Georges Bordonove
Clovis et les Mérovingiens 276-737. Les rois qui ont fait la France.
Éditions Pygmalion, J'ai lu n°6082
Païens et chrétiens du terroir gaulois ont également leurs raisons pour l'aimer. Sulpice Sévère oppose hardiment ses saints à ceux de l'Orient; Ausone chante ses cités et ses paysages, et le rhéteur Pacatus, après avoir contemplé à Rome l'empereur Théodose, ne désire que de revoir ses amis et ses villes de la Gaule. Pour tous, elle est une mère et une patrie. Et quoique le mot de "patrie" s'applique en ce temps-là à bien des êtres différents, à l'Empire, à l'Église ou au municip, il renferme en soi tant d'attraits et tant de mérites, qu'une fois uni au nom de Gaule, il assure à ce nom le prestige d'une idée souveraine.

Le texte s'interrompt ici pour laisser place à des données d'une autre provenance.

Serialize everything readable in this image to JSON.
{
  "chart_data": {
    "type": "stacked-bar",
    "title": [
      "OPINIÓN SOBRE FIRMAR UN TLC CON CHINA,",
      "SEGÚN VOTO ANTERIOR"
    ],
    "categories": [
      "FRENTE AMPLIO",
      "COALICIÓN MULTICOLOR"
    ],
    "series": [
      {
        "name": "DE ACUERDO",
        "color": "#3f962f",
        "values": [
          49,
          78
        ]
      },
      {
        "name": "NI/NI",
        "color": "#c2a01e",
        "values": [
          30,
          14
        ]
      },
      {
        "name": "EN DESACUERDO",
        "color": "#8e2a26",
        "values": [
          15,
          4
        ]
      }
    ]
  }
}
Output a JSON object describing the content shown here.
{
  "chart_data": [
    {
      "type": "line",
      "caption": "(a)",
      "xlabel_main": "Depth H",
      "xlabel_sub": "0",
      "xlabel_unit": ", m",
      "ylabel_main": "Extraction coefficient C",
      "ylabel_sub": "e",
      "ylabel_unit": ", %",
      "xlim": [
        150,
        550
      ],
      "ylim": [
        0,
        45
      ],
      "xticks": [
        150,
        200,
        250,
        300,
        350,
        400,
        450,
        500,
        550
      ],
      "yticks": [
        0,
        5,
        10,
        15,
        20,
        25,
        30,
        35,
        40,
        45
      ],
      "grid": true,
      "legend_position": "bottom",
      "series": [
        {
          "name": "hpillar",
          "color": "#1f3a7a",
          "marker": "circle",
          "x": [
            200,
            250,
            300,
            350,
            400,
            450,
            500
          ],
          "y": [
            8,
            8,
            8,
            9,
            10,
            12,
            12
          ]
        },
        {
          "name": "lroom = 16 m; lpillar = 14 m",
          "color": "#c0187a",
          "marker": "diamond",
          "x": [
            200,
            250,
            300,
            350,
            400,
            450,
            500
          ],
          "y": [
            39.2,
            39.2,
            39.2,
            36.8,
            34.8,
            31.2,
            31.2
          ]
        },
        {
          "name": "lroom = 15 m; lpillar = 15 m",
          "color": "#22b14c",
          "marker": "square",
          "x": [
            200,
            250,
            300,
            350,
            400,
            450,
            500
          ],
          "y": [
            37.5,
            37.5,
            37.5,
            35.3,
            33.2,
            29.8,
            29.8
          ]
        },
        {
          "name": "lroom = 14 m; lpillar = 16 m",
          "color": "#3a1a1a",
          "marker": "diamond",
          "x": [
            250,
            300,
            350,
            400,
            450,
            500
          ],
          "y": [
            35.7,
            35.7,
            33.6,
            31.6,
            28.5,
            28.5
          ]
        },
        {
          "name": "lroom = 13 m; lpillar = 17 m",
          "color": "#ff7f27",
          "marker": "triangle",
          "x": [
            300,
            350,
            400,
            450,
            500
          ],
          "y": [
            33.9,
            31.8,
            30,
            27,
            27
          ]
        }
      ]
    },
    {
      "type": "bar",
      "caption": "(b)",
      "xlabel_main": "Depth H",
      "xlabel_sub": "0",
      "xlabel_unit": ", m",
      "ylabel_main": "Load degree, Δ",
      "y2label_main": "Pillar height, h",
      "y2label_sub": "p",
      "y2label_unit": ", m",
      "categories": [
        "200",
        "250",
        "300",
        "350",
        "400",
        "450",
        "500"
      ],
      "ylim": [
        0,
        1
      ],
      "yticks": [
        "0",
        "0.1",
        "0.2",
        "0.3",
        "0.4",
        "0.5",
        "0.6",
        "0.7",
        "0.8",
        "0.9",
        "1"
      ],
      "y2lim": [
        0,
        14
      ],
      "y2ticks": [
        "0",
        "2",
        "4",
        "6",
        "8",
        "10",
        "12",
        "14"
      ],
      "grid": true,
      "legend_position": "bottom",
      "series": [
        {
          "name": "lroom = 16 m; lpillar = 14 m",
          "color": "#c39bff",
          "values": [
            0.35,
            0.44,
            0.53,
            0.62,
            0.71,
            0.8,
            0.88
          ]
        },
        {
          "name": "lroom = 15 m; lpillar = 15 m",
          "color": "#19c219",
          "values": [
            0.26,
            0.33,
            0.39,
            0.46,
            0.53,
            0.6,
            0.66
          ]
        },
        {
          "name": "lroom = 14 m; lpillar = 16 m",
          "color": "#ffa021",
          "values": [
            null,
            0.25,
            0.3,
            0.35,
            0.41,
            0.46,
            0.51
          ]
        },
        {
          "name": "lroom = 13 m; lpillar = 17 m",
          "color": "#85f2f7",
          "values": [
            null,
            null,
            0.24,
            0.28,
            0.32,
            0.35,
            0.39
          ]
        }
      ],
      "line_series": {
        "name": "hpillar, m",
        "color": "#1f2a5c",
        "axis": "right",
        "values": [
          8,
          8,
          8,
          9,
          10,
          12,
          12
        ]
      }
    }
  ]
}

Si les Augustes romains, fils ou héritiers de Théodose, avaient compris ces sentiments humains, ces leçons de l'histoire, ces lois de la nature, s'ils avaient laissé grandir la patrie gauloise à l'ombre de l'Empire, ils auraient peut-être procuré à cet Empire de nouveaux siècles de durée. Ils ne l'ont point fait, ils ont méconnu l'existence ou la vitalité de la nation, ils ont refusé de s'appuyer sur elle; et ils ont ainsi rapproché le jour de la chute suprême. Mais la Gaule échappera à la ruine du monde impérial, elle trouvera son salut dans les Francs de ses frontières, et c'est à eux que reviendra la tâche de reprendre et de continuer son unité nationale. Quand les empereurs de Rome n'écouteront plus les voix de la Gaule, un roi des Francs sera près d'elle pour répondre à son appel.